According to the American College of Endocrinology, a 10% weight loss is sufficient to effectively avoid future diabetes in any overweight adults with prediabetes by 80%. Given that long-term testosterone therapy for up to 12 years results in 17% weight loss, it is reasonable to believe that the treatment can help manage diabetes.
The steady increase in muscle mass brought on by testosterone therapy is another crucial factor that helps stop the progression of prediabetes into diabetes. In light of this, there is a 23% lower risk of prediabetes for every 10% increase in muscle mass. Conversely, reduced muscle mass is linked to higher sugar and insulin levels.
Studies also found a significant reduction in mortality rates following long-term testosterone therapy in men with hypogonadism and diabetes. More specifically, the untreated group had a mortality rate that was more than twice as high as the testosterone group’s. It also experienced more nonfatal myocardial infarctions.
Nonetheless, an increase in insulin sensitivity is most likely the primary mechanism underlying how testosterone therapy prevents diabetes. Testosterone increases the expression of the insulin receptor, the insulin receptor substrate 1, and the glucose transporter GLUT4, improving the efficiency of insulin-mediated glucose transport.
Worldwide, 451 million individuals (aged 18 and above) had diabetes in 2017, and the disease was responsible for 5 million fatalities. Also, diabetes-related medical costs worldwide are estimated to be between $850 and $1,300 billion.
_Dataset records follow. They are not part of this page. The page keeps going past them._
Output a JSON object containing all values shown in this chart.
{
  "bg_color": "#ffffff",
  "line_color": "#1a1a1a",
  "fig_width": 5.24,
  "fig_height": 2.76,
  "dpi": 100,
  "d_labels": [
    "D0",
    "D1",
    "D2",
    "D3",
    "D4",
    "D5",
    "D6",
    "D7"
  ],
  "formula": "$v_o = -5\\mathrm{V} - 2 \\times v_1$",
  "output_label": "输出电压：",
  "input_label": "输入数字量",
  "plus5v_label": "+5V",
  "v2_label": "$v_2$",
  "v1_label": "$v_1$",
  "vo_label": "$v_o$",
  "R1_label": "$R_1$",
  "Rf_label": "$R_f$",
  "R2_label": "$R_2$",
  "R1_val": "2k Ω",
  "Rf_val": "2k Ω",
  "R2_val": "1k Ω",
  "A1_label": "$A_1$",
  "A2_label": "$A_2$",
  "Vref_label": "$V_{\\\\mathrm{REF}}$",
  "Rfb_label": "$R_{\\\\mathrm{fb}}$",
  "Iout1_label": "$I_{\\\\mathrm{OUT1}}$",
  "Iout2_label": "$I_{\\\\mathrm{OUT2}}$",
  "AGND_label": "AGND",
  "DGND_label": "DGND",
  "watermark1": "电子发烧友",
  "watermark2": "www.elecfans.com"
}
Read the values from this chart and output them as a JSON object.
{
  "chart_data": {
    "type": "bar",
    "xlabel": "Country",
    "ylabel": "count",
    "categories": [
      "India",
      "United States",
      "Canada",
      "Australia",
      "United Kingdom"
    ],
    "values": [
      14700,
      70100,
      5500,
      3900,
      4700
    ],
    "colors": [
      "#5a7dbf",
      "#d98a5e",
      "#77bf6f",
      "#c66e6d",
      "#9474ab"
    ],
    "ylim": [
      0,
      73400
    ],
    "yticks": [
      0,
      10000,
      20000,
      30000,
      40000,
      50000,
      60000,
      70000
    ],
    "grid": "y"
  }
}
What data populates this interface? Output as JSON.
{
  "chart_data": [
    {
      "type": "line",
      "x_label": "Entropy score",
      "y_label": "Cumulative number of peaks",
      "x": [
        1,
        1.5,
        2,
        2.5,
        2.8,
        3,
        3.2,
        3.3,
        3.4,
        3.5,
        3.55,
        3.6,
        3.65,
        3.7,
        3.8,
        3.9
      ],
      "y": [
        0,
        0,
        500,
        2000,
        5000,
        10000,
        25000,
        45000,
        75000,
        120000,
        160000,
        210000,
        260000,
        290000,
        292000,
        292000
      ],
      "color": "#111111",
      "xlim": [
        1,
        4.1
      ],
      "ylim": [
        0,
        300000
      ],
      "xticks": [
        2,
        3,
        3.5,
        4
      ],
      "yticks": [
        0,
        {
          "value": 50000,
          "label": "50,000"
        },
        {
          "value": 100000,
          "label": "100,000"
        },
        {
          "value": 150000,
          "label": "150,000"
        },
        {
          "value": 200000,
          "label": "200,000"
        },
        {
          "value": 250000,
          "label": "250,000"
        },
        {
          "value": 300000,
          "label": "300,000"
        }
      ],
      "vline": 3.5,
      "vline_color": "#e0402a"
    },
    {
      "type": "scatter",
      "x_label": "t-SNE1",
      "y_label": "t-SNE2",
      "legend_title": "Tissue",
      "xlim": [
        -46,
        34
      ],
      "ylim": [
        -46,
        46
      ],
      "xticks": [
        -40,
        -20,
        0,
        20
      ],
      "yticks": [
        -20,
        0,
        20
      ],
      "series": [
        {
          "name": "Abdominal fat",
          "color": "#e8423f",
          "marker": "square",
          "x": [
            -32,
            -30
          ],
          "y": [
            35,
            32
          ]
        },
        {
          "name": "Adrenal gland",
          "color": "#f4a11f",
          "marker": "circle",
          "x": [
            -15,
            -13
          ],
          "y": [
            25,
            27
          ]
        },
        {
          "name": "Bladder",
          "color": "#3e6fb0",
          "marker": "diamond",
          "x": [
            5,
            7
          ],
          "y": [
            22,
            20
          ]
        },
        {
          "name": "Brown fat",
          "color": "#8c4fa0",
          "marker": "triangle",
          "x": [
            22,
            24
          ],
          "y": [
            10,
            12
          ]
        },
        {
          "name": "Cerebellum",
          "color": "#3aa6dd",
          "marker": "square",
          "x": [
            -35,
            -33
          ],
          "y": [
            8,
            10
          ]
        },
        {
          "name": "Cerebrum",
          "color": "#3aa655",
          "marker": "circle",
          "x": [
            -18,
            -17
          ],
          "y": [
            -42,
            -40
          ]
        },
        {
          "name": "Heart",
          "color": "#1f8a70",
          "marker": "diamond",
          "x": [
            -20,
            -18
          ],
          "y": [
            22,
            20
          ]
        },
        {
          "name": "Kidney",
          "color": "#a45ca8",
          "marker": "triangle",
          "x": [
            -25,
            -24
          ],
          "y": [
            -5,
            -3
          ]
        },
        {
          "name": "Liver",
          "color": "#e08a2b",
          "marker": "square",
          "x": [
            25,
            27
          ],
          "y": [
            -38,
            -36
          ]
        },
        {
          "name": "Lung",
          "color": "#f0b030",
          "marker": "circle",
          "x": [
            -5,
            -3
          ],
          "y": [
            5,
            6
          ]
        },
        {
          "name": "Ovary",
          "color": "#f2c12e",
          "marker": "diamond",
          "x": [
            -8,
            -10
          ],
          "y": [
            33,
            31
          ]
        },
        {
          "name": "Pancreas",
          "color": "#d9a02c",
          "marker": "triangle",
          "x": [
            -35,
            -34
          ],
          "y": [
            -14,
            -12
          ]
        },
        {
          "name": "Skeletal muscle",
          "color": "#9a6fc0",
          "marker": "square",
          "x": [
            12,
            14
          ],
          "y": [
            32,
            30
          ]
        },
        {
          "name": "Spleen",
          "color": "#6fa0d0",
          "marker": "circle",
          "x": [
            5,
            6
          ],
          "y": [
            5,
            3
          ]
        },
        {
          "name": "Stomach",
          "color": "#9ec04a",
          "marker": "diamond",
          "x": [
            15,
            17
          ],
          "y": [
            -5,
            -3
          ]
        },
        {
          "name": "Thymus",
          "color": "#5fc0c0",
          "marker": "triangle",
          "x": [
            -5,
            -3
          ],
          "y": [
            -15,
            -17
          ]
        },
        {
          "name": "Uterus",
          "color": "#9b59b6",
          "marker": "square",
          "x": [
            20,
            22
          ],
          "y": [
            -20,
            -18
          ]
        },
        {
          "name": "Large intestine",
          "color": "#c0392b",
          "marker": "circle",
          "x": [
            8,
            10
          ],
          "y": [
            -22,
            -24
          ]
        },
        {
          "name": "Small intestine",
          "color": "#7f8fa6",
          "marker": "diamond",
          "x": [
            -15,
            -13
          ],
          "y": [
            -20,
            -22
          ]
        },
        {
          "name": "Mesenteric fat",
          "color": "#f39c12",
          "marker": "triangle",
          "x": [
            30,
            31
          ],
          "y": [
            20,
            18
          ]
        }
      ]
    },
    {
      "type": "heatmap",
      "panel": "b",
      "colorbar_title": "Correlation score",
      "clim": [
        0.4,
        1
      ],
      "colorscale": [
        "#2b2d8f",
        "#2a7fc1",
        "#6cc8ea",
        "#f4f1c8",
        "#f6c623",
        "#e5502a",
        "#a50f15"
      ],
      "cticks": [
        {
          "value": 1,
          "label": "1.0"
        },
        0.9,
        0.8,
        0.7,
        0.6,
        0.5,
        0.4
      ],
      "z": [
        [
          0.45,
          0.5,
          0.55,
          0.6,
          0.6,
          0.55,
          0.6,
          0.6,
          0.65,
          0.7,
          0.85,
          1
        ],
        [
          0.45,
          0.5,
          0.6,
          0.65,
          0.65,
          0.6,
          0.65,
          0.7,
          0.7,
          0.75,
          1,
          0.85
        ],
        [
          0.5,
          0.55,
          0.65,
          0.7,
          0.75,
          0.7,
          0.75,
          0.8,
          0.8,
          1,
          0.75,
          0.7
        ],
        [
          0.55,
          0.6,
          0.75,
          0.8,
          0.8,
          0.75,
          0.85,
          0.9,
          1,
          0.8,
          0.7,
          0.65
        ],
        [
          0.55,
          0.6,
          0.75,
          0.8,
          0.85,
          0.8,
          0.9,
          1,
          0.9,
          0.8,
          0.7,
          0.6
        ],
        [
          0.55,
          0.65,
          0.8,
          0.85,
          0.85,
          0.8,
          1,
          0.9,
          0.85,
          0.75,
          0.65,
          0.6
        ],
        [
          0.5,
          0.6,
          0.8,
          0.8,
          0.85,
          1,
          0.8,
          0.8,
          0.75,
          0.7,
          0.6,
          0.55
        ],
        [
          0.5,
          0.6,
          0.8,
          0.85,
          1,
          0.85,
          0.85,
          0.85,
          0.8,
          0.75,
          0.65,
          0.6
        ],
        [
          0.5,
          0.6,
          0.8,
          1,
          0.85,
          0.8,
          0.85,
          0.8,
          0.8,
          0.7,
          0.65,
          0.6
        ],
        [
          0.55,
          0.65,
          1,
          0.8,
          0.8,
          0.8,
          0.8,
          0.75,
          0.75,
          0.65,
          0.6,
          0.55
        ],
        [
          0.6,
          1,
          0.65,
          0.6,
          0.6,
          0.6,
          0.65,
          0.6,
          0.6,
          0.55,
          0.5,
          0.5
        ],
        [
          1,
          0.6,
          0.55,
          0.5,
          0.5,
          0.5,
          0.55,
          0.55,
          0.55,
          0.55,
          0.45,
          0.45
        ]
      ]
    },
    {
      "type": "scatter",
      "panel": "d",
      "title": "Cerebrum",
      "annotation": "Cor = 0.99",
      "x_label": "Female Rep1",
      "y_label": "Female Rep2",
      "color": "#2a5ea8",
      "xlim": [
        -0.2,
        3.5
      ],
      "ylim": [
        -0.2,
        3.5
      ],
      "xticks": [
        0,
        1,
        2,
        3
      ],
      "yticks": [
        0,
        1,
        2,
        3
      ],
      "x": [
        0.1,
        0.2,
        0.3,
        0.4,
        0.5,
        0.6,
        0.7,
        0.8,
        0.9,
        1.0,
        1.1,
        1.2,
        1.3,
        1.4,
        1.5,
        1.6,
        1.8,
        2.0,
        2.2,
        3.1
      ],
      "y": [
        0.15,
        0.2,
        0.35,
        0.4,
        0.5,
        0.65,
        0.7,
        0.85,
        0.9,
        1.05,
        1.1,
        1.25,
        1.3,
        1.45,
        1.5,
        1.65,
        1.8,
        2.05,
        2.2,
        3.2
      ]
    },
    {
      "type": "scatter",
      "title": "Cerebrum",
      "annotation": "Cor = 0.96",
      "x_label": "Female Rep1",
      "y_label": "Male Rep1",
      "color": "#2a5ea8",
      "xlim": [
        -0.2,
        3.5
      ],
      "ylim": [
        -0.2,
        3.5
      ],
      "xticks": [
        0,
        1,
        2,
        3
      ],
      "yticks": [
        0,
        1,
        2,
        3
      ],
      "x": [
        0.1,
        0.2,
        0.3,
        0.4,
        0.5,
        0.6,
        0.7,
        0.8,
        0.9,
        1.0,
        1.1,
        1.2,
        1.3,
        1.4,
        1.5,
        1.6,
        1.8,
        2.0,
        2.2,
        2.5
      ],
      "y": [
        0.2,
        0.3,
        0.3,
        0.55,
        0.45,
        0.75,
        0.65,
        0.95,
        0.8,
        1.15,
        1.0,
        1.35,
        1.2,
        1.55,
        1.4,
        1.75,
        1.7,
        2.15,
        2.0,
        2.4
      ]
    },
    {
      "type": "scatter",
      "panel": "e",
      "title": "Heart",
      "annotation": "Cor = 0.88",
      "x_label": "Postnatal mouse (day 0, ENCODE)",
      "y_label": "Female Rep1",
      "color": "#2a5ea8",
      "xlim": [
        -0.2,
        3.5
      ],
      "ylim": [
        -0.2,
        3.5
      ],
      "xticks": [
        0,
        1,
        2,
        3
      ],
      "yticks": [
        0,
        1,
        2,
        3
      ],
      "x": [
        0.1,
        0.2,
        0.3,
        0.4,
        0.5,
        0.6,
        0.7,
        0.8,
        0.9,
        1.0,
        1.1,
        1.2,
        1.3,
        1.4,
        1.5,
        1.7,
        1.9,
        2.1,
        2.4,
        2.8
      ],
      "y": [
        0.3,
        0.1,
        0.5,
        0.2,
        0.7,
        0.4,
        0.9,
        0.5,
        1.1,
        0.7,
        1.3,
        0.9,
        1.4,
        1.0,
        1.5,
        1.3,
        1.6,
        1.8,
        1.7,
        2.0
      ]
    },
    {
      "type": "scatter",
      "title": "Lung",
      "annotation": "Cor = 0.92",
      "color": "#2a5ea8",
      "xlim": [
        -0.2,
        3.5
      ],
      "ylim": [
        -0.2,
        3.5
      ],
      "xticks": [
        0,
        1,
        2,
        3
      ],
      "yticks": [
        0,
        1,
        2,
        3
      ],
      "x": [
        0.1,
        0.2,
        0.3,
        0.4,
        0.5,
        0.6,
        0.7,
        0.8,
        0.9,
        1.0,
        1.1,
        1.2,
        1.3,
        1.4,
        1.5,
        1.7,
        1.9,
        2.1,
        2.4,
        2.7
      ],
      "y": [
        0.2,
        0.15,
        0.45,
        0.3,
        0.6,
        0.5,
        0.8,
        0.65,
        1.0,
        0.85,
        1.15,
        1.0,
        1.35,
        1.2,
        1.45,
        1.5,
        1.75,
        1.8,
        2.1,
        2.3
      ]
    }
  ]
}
The possibility that testosterone therapy might prevent prediabetes from developing into diabetes while being able to maintain normal blood sugar levels in prediabetic patients is a promising finding. The treatment offers an alternative or additional therapeutic option for metabolic disorders, given the frequent co-occurrence of hypogonadism and diabetes.
Yassin A Et Al. (2019). Testosterone Therapy in Men With Hypogonadism Prevents Progression From Pre Diabetes to Type 2 Diabetes: Eight-year Data From a Registry Study. American Diabetes Association.